The notes will be senior, unsecured obligations of Desktop Metal, will accrue interest payable semi-annually in arrears and will mature on May 15, 2027, unless earlier repurchased, redeemed or converted. Noteholders will have the right to convert their notes in certain circumstances and during specified periods. Desktop Metal will settle conversions by paying or delivering cash and, if applicable, shares of its Class A common stock, par value $0.0001 per share (“common stock”). The notes will be redeemable, in whole or in part (subject to certain limitations), for cash at Desktop Metal’s option at any time, and from time to time, on or after May 20, 2025 and on or before the 40th scheduled trading day immediately before the maturity date, but only if the last reported sale price per share of Desktop Metal’s common stock exceeds 130% of the conversion price for a specified period of time and certain liquidity conditions have been satisfied. The redemption price will be equal to the principal amount of the notes to be redeemed, plus accrued and unpaid interest, if any, to, but excluding, the redemption date. The interest rate, initial conversion rate and other terms of the notes will be determined at the pricing of the offering.

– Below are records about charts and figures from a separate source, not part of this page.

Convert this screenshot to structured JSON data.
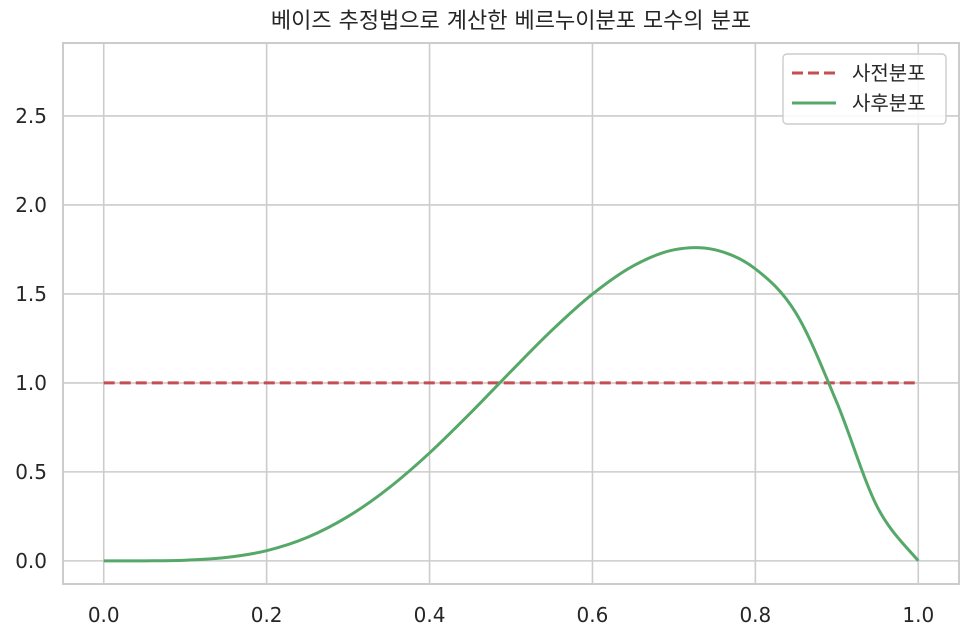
{
  "chart_data": {
    "type": "line",
    "title": "베이즈 추정법으로 계산한 베르누이분포 모수의 분포",
    "xlabel": "",
    "ylabel": "",
    "xlim": [
      -0.05,
      1.05
    ],
    "ylim": [
      -0.13,
      2.91
    ],
    "x_ticks": [
      "0.0",
      "0.2",
      "0.4",
      "0.6",
      "0.8",
      "1.0"
    ],
    "y_ticks": [
      "0.0",
      "0.5",
      "1.0",
      "1.5",
      "2.0",
      "2.5"
    ],
    "grid": true,
    "legend_position": "top-right",
    "x": [
      0.0,
      0.05,
      0.1,
      0.15,
      0.2,
      0.25,
      0.3,
      0.35,
      0.4,
      0.45,
      0.5,
      0.55,
      0.6,
      0.65,
      0.7,
      0.75,
      0.8,
      0.85,
      0.9,
      0.95,
      1.0
    ],
    "series": [
      {
        "name": "사전분포",
        "color": "#c44e52",
        "style": "dashed",
        "values": [
          1,
          1,
          1,
          1,
          1,
          1,
          1,
          1,
          1,
          1,
          1,
          1,
          1,
          1,
          1,
          1,
          1,
          1,
          1,
          1,
          1
        ]
      },
      {
        "name": "사후분포",
        "color": "#55a868",
        "style": "solid",
        "values": [
          0.0,
          0.0002,
          0.0036,
          0.0188,
          0.0573,
          0.1319,
          0.2496,
          0.4096,
          0.6065,
          0.8298,
          1.0651,
          1.2947,
          1.4991,
          1.6574,
          1.7478,
          1.7484,
          1.6408,
          1.3909,
          0.89,
          0.3,
          0.0
        ]
      }
    ]
  }
}
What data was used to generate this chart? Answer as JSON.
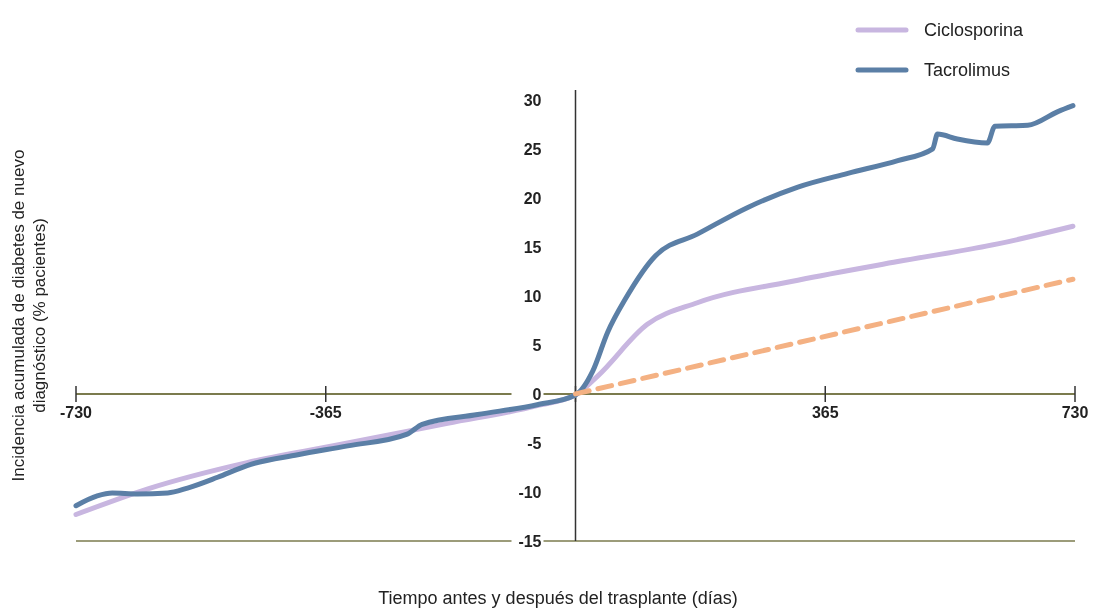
{
  "chart_data": {
    "type": "line",
    "xlabel": "Tiempo antes y después del trasplante (días)",
    "ylabel": "Incidencia acumulada de diabetes de nuevo diagnóstico (% pacientes)",
    "xlim": [
      -730,
      730
    ],
    "xticks": [
      -730,
      -365,
      {
        "value": 0,
        "label": null
      },
      365,
      730
    ],
    "ylim": [
      -15,
      31
    ],
    "yticks": [
      -15,
      -10,
      -5,
      0,
      5,
      10,
      15,
      20,
      25,
      30
    ],
    "grid": false,
    "legend": "top right",
    "marker": "none",
    "series": [
      {
        "name": "Ciclosporina",
        "color": "#c8b6e0",
        "line_style": "solid",
        "x": [
          -730,
          -626,
          -480,
          -333,
          -187,
          -56,
          0,
          32,
          105,
          178,
          325,
          471,
          617,
          727
        ],
        "values": [
          -12.3,
          -9.7,
          -7,
          -5,
          -3,
          -1.2,
          -0.1,
          1.8,
          7.1,
          9.3,
          11.6,
          13.5,
          15.3,
          17.1
        ]
      },
      {
        "name": "Tacrolimus",
        "color": "#5b7fa6",
        "line_style": "solid",
        "x": [
          -730,
          -699,
          -677,
          -640,
          -596,
          -567,
          -523,
          -480,
          -406,
          -333,
          -246,
          -224,
          -143,
          -56,
          0,
          25,
          47,
          73,
          117,
          178,
          251,
          325,
          398,
          471,
          522,
          529,
          558,
          602,
          613,
          661,
          705,
          727
        ],
        "values": [
          -11.4,
          -10.4,
          -10.1,
          -10.2,
          -10.1,
          -9.6,
          -8.5,
          -7.3,
          -6.2,
          -5.3,
          -4.1,
          -3.1,
          -2.1,
          -1.1,
          -0.1,
          2.3,
          6.3,
          9.7,
          14.1,
          16.3,
          19,
          21.1,
          22.5,
          23.8,
          25,
          26.5,
          26,
          25.6,
          27.3,
          27.4,
          28.8,
          29.4
        ]
      },
      {
        "color": "#f4b183",
        "line_style": "dashed",
        "x": [
          0,
          727
        ],
        "values": [
          0,
          11.7
        ]
      }
    ]
  }
}
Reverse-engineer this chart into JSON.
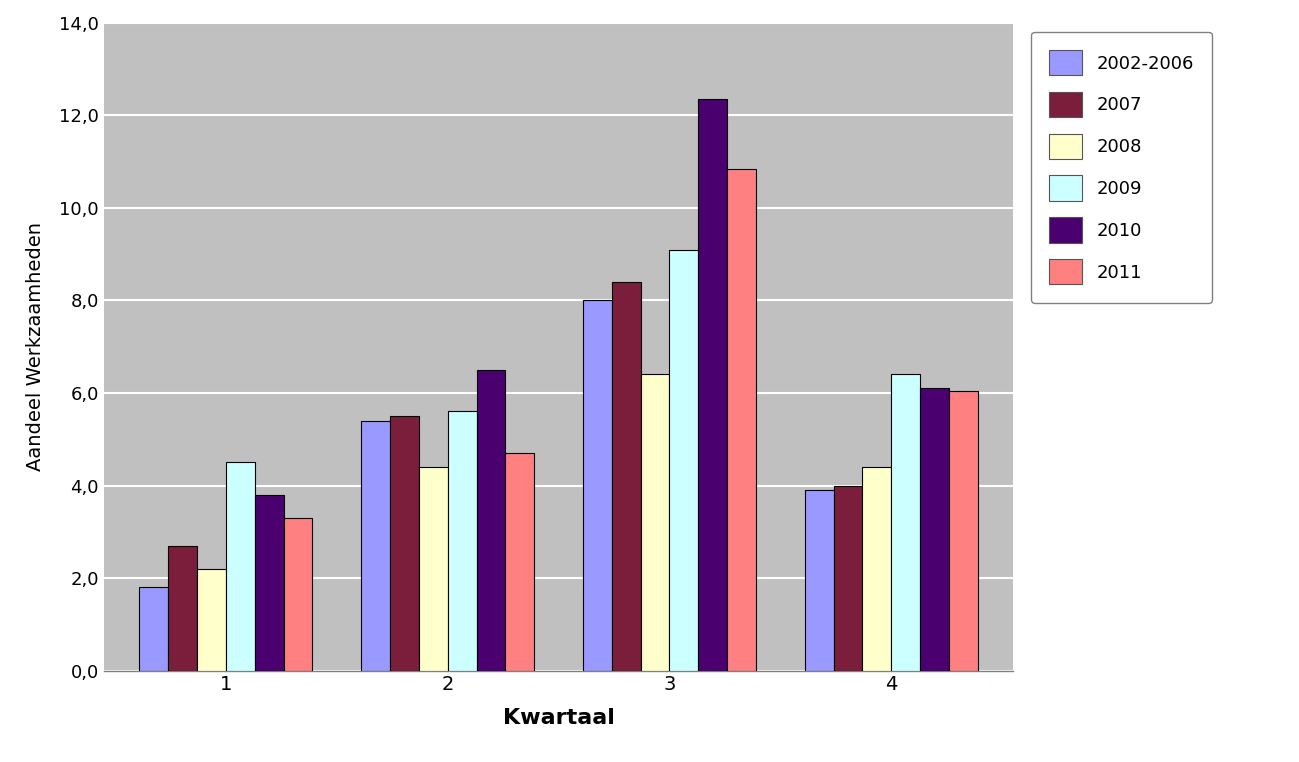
{
  "categories": [
    "1",
    "2",
    "3",
    "4"
  ],
  "series": {
    "2002-2006": [
      1.8,
      5.4,
      8.0,
      3.9
    ],
    "2007": [
      2.7,
      5.5,
      8.4,
      4.0
    ],
    "2008": [
      2.2,
      4.4,
      6.4,
      4.4
    ],
    "2009": [
      4.5,
      5.6,
      9.1,
      6.4
    ],
    "2010": [
      3.8,
      6.5,
      12.35,
      6.1
    ],
    "2011": [
      3.3,
      4.7,
      10.85,
      6.05
    ]
  },
  "colors": {
    "2002-2006": "#9999FF",
    "2007": "#7B1E3C",
    "2008": "#FFFFCC",
    "2009": "#CCFFFF",
    "2010": "#4B0070",
    "2011": "#FF8080"
  },
  "ylabel": "Aandeel Werkzaamheden",
  "xlabel": "Kwartaal",
  "ylim": [
    0,
    14
  ],
  "yticks": [
    0.0,
    2.0,
    4.0,
    6.0,
    8.0,
    10.0,
    12.0,
    14.0
  ],
  "ytick_labels": [
    "0,0",
    "2,0",
    "4,0",
    "6,0",
    "8,0",
    "10,0",
    "12,0",
    "14,0"
  ],
  "plot_bg_color": "#C0C0C0",
  "bar_edge_color": "#000000",
  "bar_width": 0.13,
  "legend_entries": [
    "2002-2006",
    "2007",
    "2008",
    "2009",
    "2010",
    "2011"
  ]
}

Desktop Metal intends to use the net proceeds from the offering to fund working capital expenditures and for other general corporate purposes.

The notes will be offered only to persons reasonably believed to be qualified institutional buyers pursuant to Rule 144A under the Securities Act. The offer and sale of the notes and any shares of common stock issuable upon conversion of the notes have not been, and will not be, registered under the Securities Act or any other securities laws, and the notes and any such shares cannot be offered or sold absent registration or except pursuant to an applicable exemption from, or in a transaction not subject to, the registration requirements of the Securities Act and any other applicable securities laws. This press release does not constitute an offer to sell, or the solicitation of an offer to buy, the notes or any shares of common stock issuable upon conversion of the notes, nor will there be any sale of the notes or any such shares, in any state or other jurisdiction in which such offer, sale or solicitation would be unlawful.